In Paul Seawright’s exhibition entitled ‘Sectetarian Murders’, Seawright revisits the scene of the crimes and photographs each one in his own style.
What type of images do we conjure up when thinking of the scene of a murder? We would expect it to be quite gruesome, with a body, lots of blood and hopefully some evidence as to how the crime was committed and by whom? Seawright’s photographs show none of these expected subjects. Instead the photographs he produced show the scene as it is intended to be used. Is this a way of documenting the scene or is it an artistic view of the scene?
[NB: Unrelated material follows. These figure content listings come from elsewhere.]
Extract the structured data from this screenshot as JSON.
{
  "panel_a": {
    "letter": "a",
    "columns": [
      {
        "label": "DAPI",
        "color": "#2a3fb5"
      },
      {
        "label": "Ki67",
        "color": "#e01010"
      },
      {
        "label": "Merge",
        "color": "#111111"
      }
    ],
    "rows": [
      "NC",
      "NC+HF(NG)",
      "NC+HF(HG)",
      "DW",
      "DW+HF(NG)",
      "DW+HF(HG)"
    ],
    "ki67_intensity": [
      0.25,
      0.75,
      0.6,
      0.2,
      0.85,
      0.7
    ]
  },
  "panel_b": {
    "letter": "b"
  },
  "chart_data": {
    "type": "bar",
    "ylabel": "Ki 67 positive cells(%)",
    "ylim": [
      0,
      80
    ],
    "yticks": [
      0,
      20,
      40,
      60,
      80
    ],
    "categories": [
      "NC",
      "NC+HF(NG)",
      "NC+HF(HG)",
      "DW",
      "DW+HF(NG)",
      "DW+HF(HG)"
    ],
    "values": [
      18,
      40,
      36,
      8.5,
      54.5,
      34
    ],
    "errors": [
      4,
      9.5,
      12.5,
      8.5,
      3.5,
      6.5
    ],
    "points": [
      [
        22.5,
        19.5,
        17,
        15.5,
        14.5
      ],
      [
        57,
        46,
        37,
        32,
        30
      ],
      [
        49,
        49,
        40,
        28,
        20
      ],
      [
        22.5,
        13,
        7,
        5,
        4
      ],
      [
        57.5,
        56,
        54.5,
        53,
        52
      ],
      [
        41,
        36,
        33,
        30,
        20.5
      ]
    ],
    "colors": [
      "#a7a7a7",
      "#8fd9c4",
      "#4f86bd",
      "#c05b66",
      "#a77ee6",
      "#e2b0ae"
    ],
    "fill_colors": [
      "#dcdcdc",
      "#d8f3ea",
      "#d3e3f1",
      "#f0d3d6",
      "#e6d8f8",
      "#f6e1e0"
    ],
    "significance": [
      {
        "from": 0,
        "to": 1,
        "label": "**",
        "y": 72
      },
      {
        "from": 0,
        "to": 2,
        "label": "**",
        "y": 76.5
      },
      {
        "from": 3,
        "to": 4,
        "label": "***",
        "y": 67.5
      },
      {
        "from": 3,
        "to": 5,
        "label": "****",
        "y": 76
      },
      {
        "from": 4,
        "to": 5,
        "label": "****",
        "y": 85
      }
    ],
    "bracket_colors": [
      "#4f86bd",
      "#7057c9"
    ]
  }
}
As the subject is ‘the places sectarian murders took place’ then it suggests that these photographs do serve as some sort of documentation however, the way it which the scenes have been interpreted aren’t in a documentary style. In the two examples above (fig.1 and Fig.2) a subjective approach has been taken and lots of consideration has been given to how the viewer will interpret the meaning. I think this is pushing the boundaries of documentary photography but in a very clever way. The facts are given underneath each photograph so I can imagine how the scene looked as the crime took place and the scene of crimes officers would have taken the photographs I have in my mind. Seawright has removed those images and given me an idea of how the scene looked after the murder and probably isn’t dissimilar to how it looked before. The photograph is no longer documentary and is classified as art. I’m now wondering what the message is. What is the meaning of photographing a scene in this way, given the information in the newspaper article written underneath the photograph? My train thoughts had such a subtle transition form documentary for art that I was barely aware.
In an interview (which can be viewed in the link below) Paul Seawright was asked the question , ‘much of your work is not explicit in its context or narrative, the viewer has to piece it together, can you discuss this?’
Seawright is basically trying to create a fine line between documentary and art. In his words he creates this by not being too explicit and not being too ambiguous. He goes on to explain that if the photographs are too explicit then it becomes journalistic and if they’re too ambiguous then the meaning is lost. He believes that good art gives up its meaning slowly. I agree with this statement because objective photography is meant to give you the story instantly as in advertising or journalism. You would stare at an advertising photograph for very long so the meaning has to hit you in the face. With more thought and consideration going into a photograph the meaning needs to be eased out. You need to look for hidden messages and see something new with each view.
In Fig.1 and Fig.2 I’m not entirely sure what the meaning is by looking at the photograph but each time I look I’m building a picture of what the photograph is trying to say. We are given the facts of murders taking place at these spots however we are shown how life goes on despite horrific events especially in fig. 1 where a child is being pushed on a swing by it’s father. Everything returns to normal eventually. This is now making me wonder what the point of the murder was? A loss of life, for what? What’s changed? Nothing! In Fig. 2 the wasteland is still waste land. Theres still rubbish dumped everywhere. Nothing has changed.
If we define a piece of documentary photography as art, does this change it’s meaning?
I don’t think it changes it’s meaning although in Seawright’s case it makes the images more meaningful. The way in which the scenes have been interpretted are open to suggestion for instance, are the viewpoints the same as those of the murdered victims? This has a whole lot more meaning that of the documentary type photos. It’s seen from the eyes of the victim and not the eyes of the investigators.
We have become so desensitised through images on the news of war torn Syria and the senseless waste of life left in the streets for the world to see. What seawright has created is far more shocking by telling us what happened in one place and showing how normal life happens in that place. The two are too much of a contrast, seeing a child being pushed on the swings and reading a man had been shot in the head three times, same place, different time, two very different deeds.
Defining a piece of documentary photography as art in my opinion increases it’s meaning however the speed in which it’s delivered is slowed down considerably and therefore is much more considered and lasting.